The lack of panic does not mean all is well. The growing anti-globalization movement which has gained support in developed countries across the world is very strong in areas of high unemployment and many people would like the option of voting against more political power flowing to a growing power grabbing bureaucracy in Brussels. The influx of people fleeing trouble in the Middle East and terrorist entering the area with them has added fuel to the fire and calls that governments do more to protect their citizens. The situation has gotten so bad when it comes to terrorism and safe travel that many Americans will simply not risk a visit to the area even though the dollar has strengthened against the euro.

Several terror attacks have shattered the calm Europeans have come to expect. The Bastille Day attack in Nice, France and a more recent attack on a train in Germany when a young male refugee attacked and killed riders with an ax outside W├╝rzburg. The attacker, who was shot and killed by police, was registered as an Afghan refugee a year ago and lived with a foster family in a Bavarian village. With violence like this occurring more and more often it is little wonder people are on edge and placing blame on German leader Angela Merkel who opened the floodgates offering both immigrants and refugees a new home.

Leaders Are Always Meeting, But Little Action
As usual, the meetings of leaders in Brussels and other cities yield little other than more meetings and photo opportunities. In an article not long ago I wrote about how the Euro-zone is a dysfunctional mess. Supporters of deeper financial integration cannot break through a roadblock from Germany and some of the other better off countries to secure agreement on a common scheme to protect bank deposits. This means the poor countries remain poor and the economic divide continues to grow. As usual difficult structural reform is lacking and the only real effort being made by politicians is to give the impression that leaders are hard at work trying to arrive at how to correct the problem.

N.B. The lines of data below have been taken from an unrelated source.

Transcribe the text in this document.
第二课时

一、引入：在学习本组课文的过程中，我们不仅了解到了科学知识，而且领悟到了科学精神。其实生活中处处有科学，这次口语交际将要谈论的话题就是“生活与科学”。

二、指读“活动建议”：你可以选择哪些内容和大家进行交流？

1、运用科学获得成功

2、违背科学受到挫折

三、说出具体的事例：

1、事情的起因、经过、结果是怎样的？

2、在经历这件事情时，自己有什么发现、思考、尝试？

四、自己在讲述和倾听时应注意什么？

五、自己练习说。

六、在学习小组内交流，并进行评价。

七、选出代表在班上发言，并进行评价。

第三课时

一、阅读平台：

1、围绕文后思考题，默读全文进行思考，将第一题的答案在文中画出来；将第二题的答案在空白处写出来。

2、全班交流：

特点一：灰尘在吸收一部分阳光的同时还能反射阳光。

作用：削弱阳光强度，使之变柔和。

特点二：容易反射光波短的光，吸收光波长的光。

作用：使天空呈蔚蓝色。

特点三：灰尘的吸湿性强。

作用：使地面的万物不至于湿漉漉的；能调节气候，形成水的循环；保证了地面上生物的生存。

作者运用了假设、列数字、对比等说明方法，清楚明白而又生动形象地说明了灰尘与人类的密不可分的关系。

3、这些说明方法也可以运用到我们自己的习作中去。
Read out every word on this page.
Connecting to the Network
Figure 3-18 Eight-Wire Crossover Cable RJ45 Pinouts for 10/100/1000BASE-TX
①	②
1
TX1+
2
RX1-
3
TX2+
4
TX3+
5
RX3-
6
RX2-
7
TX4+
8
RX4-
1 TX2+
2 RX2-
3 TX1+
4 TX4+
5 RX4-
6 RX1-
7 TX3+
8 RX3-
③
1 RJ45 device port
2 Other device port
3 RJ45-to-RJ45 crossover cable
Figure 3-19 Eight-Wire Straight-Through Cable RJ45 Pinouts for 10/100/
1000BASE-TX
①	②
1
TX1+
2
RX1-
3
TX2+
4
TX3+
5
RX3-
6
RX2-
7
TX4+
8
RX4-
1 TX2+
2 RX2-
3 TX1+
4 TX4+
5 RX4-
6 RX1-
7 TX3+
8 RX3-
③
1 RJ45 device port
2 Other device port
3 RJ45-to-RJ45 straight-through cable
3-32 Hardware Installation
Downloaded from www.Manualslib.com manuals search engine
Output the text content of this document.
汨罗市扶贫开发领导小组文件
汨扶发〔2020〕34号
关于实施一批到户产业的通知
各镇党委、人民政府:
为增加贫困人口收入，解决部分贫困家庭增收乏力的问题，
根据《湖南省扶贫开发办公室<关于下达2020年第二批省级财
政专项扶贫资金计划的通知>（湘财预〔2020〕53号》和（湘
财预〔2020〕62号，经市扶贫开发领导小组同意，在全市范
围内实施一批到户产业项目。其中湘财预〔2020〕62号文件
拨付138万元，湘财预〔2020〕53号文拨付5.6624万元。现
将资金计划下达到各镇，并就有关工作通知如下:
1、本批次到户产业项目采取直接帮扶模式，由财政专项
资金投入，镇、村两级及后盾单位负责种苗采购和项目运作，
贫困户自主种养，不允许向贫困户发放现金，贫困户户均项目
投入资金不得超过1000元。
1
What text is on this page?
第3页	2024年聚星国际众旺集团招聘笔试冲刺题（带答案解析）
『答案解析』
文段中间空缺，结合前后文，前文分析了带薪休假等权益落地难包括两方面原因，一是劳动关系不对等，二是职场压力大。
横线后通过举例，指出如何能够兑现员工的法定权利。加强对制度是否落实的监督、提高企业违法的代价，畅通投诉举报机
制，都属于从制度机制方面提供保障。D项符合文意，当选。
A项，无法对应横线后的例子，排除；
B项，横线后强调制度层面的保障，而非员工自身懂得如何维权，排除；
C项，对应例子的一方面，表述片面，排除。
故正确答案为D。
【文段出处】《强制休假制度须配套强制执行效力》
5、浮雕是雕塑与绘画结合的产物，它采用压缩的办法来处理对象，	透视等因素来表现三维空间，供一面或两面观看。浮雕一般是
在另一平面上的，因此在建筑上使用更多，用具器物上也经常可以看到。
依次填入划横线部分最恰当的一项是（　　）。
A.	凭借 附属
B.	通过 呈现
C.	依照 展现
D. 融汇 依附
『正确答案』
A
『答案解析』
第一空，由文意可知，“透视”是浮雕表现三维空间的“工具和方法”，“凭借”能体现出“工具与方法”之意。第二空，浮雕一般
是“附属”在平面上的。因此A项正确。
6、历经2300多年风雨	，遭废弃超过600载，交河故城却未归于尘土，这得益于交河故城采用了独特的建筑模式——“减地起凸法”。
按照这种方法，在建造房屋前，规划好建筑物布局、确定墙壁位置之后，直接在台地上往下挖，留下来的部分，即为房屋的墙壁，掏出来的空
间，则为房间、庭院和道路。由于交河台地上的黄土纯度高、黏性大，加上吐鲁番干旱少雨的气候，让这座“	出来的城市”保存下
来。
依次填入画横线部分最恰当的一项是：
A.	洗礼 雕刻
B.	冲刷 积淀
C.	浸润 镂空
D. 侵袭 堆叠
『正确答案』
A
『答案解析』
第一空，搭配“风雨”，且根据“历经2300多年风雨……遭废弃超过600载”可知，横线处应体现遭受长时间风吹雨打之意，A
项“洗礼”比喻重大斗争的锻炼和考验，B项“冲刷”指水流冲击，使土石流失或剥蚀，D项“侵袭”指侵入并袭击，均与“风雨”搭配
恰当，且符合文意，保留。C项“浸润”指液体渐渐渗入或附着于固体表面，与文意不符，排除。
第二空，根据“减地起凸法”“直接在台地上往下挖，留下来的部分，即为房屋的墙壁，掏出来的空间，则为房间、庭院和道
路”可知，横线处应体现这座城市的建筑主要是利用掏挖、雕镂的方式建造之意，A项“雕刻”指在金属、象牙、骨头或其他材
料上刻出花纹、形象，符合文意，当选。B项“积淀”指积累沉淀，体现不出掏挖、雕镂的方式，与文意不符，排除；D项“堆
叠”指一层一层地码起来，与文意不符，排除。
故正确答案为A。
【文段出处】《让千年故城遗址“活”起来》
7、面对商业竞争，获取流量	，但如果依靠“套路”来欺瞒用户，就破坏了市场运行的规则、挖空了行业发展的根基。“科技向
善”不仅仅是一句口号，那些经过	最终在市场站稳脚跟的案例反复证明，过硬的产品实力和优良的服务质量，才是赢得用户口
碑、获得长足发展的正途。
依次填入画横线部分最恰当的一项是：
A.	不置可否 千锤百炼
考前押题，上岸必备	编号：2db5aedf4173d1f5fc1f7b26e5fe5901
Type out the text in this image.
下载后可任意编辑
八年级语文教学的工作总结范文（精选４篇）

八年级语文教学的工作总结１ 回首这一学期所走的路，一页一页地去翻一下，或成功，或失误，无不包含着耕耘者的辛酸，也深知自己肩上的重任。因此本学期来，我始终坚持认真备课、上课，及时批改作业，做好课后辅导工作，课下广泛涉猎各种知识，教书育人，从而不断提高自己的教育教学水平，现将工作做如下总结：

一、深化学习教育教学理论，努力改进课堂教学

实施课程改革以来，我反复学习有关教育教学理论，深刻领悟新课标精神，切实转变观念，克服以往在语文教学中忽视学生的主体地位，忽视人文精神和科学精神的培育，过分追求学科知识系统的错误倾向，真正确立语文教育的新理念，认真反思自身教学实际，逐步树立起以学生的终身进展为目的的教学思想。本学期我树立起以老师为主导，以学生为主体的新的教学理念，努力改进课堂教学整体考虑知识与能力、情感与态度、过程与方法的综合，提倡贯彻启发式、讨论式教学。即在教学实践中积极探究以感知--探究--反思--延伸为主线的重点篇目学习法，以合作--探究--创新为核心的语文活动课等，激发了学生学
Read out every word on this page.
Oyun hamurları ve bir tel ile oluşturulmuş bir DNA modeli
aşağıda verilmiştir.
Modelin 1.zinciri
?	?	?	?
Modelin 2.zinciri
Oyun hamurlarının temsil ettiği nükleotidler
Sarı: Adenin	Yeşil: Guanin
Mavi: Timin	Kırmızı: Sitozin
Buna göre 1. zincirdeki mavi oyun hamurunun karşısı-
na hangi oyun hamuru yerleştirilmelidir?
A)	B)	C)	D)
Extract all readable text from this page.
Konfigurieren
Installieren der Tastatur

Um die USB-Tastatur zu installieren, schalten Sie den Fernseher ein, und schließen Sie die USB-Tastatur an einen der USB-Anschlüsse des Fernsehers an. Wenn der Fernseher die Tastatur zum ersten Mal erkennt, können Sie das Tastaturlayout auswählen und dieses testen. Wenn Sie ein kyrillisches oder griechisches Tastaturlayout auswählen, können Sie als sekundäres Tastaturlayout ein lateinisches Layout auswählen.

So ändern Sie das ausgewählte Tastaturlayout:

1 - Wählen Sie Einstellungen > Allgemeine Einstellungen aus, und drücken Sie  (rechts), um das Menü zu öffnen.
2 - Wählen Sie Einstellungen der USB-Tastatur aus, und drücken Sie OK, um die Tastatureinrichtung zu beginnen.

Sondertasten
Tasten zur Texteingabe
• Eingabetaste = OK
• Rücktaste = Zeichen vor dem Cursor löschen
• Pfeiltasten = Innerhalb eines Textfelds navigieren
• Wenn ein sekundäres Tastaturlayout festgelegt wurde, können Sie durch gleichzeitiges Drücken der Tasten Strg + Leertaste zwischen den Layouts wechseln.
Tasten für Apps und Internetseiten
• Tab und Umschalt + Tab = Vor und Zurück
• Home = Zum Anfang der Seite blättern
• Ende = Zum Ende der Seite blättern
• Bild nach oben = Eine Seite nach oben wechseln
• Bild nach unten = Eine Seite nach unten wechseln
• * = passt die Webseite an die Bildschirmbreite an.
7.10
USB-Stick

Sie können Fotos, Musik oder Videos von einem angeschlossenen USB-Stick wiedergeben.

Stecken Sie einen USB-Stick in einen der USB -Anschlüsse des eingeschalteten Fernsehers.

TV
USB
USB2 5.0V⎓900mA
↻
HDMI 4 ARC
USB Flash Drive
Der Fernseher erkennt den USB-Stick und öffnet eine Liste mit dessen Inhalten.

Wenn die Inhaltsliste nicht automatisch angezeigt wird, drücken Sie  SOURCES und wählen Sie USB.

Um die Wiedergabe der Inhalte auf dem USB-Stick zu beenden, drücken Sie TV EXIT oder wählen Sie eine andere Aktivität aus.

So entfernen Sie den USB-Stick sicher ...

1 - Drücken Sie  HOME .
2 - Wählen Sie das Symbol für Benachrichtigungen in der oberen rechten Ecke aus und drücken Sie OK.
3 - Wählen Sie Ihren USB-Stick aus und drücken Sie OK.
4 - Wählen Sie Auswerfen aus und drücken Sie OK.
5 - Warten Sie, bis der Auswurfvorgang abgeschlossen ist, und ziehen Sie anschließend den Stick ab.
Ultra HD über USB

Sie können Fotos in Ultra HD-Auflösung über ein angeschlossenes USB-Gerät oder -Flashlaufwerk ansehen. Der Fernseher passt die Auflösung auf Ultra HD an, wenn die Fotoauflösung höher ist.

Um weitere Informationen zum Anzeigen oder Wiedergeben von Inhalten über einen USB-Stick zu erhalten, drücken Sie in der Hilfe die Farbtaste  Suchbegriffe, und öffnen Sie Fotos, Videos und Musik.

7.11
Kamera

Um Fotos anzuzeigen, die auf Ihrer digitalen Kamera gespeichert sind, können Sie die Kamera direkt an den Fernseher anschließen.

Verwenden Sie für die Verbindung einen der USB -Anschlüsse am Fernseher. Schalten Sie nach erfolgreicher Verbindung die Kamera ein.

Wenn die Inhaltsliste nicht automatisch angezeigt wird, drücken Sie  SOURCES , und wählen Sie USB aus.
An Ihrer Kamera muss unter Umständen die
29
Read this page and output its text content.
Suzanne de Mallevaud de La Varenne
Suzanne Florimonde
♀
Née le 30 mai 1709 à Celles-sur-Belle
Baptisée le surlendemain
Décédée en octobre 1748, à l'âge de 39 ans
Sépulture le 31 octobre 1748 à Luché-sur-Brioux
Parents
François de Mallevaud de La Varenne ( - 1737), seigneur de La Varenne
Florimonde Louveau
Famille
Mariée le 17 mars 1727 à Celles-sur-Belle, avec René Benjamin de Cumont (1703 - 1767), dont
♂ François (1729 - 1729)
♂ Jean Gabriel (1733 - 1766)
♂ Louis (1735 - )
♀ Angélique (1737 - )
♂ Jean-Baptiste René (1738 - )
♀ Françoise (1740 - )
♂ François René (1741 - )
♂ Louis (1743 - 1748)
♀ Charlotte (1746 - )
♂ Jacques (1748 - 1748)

Even as I write this article news is breaking of another massacre in Munich where at least 10 people have been killed. An 18-year-old gunman opened fire in a shopping mall, killing 9 and injuring dozens, the shooter who died from a self-inflicted gunshot wound and was of dual German-Iranian nationality. It is hard to imagine how these type of events don't add to the feeling Europe is facing a bleak future. With its economy remains mired it a funk showing little growth even after the ECB has pulled out all stops in an effort to foster growth. The governments have become bloated and many suffer under huge debt and obligations. This has left many people wondering if the best years of the economic union have passed.

It has become the chief pastime of those in power to meet and talk, enjoy a lavish dinner, then meet and talk some more, sadly action is seldom seen. The massive problems in Greece stand as a monument to Euro-zone inaction. For years the pledges to address the crisis as a common force has produced little in the way of positive results and the populace has grown weary. We continue to hear the promises of money and action to come, but nothing seems to get done. Mix in a few gems of unrest, such as the independence movement by Catalonia gaining strength in Spain, and it is easy to understand how fragile the Euro-zone really is.  

1 comment:

  1. A thoughtful article. As a Southern dentist of increasing years, I wonder sometimes why I give as much thought as I do to European or world affairs but I feel as if it is the tsunami effect--problems elsewhere show up on your door and it's good in Boy Scout fashion, to be prepared. If, as I think, it is time for a BIG change in direction from our global interconnected complex world to a more local model with a lot more "austerity", then no one really wants to go there--so we all drift..... Europe as an idea just no longer works. I have my doubts about the longer term viability of America despite 200 years of inertia as well.